GROUP 10.-SLOVAK (IMMIGRANT SECTION OF Town PROPER). This group consists of man and wife and three children. They occupy two rooms in a large rooming house, on the first floor, behind å saloon. They have no boarders. The rent is $5 per month. It costs the family for rent and food from $25 to $30 per month. The furniture is valued at $150. It consists of cook stove, three iron beds, bureau, cupboard, wardrobe, chairs, and table. The floors have no carpets. The rooms are well kept and clean. The man is 34 years old, has been here seven years, speaks English, and is naturalized.
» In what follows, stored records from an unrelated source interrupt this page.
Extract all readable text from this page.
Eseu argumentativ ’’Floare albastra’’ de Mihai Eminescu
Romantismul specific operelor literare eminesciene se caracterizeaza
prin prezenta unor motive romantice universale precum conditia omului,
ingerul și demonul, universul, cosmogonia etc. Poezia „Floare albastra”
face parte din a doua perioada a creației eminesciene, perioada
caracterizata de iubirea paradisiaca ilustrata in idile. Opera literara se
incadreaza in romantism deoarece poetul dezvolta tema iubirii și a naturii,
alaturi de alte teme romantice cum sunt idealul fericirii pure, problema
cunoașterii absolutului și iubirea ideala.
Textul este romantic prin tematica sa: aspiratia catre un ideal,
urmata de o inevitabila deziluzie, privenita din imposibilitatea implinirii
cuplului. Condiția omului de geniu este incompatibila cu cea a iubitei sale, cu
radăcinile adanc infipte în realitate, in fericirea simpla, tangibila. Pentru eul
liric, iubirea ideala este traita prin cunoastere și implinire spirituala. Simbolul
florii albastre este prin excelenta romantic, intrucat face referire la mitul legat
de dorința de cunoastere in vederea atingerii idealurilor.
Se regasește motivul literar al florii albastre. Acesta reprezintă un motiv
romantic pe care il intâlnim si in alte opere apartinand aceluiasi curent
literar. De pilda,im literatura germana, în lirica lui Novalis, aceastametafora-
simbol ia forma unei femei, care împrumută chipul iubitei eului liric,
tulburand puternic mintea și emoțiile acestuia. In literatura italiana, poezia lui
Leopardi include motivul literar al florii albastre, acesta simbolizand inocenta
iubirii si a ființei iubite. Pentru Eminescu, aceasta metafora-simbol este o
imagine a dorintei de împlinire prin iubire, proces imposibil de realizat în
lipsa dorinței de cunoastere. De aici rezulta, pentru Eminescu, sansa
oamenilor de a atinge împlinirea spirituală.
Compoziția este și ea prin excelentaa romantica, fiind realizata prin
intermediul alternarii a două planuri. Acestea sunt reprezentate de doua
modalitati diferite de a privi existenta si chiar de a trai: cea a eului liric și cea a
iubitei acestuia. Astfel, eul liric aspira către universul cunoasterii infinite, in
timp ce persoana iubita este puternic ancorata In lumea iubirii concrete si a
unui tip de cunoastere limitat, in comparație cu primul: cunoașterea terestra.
The woman is 27 years old, and has been in this country two years. They were married before coming to the United States. The children are girls, 8, 61, and 1 year old. The two oldest speak English and attend the public schools. The man is a skilled blacksmith, and belongs to a labor union.
GROUP 11.-BULGARIAN FROM MACEDONIA (HUNGARY HOLLOW). This group of five Bulgarians pays $7 per month rent for two rooms in a Bulgarian rooming house. All sleep in one room upstairs and have a small room downstairs in which they cook. All are unskilled, none speak English, and all have been in this country only seven months. They have worked irregularly at $1.50 per day. They do their own cooking and housework and pay about $8 per month each for food. The furniture consists of one bed, 3 cots, stove, table, and chairs, valued at about $30. There is no carpet, and the rooms are badly kept and very dirty.
GROUP 12.-BULGARIANS FROM BULGARIA (HUNGARY HOLLOW). Five Bulgarians, cooking, eating, and sleeping in one room, constitute this group. They have been ten months in the United States and have worked two and one-half months in a glucose factory, at $2.08 for thirteen hours' work at night. None of them speak English, but they expect to remain in this country. They pay $8 rent, and their food costs them from $8 to $10 per month per man. They take turns at keeping house and cooking, and have their washing done by a Servian woman. The furniture consists of one bed, two cots, stove, small table (homemade), and chairs, all valued at $40.
GROUP 13.-BULGARIANS FROM MACEDONIA (HUNGARY HOLLow). This group consists of eleven Bulgarians living in two rooms in a Bulgarian rooming house. The rooms have two small windows. The group does its own cooking and housekeeping. Some of the men work at night and some during the day, and the night force cooks for the day, and vice versa. They are all working at unskilled labor at a wage ranging from $1.50 to $1.75 per day. They pay $12 per month rent, and their food costs each about $7 or $8 per month. They value their furniture, which consists of four beds, two cots, stove, chairs, and benches, at $50. None of the men speak English, and all have been in the United States between eight months and a year.
GROUP 14.-BULGARIANS FROM MACEDONIA (HUNGARY HOLLOW). These five Bulgarians, living, eating, cooking, and sleeping in one room in a large Bulgarian rooming house do their own cooking and housekeeping and pay from $7 to $8 per month each for food. They value their furniture at $30. It consists of two beds, two cots, several chairs, and a homemade cupboard and table. All the men have been in the United States about one year, and have worked in the steel mills and on railroad construction work, at $1.50 per day. None speak English, and all expect to return to Bulgaria.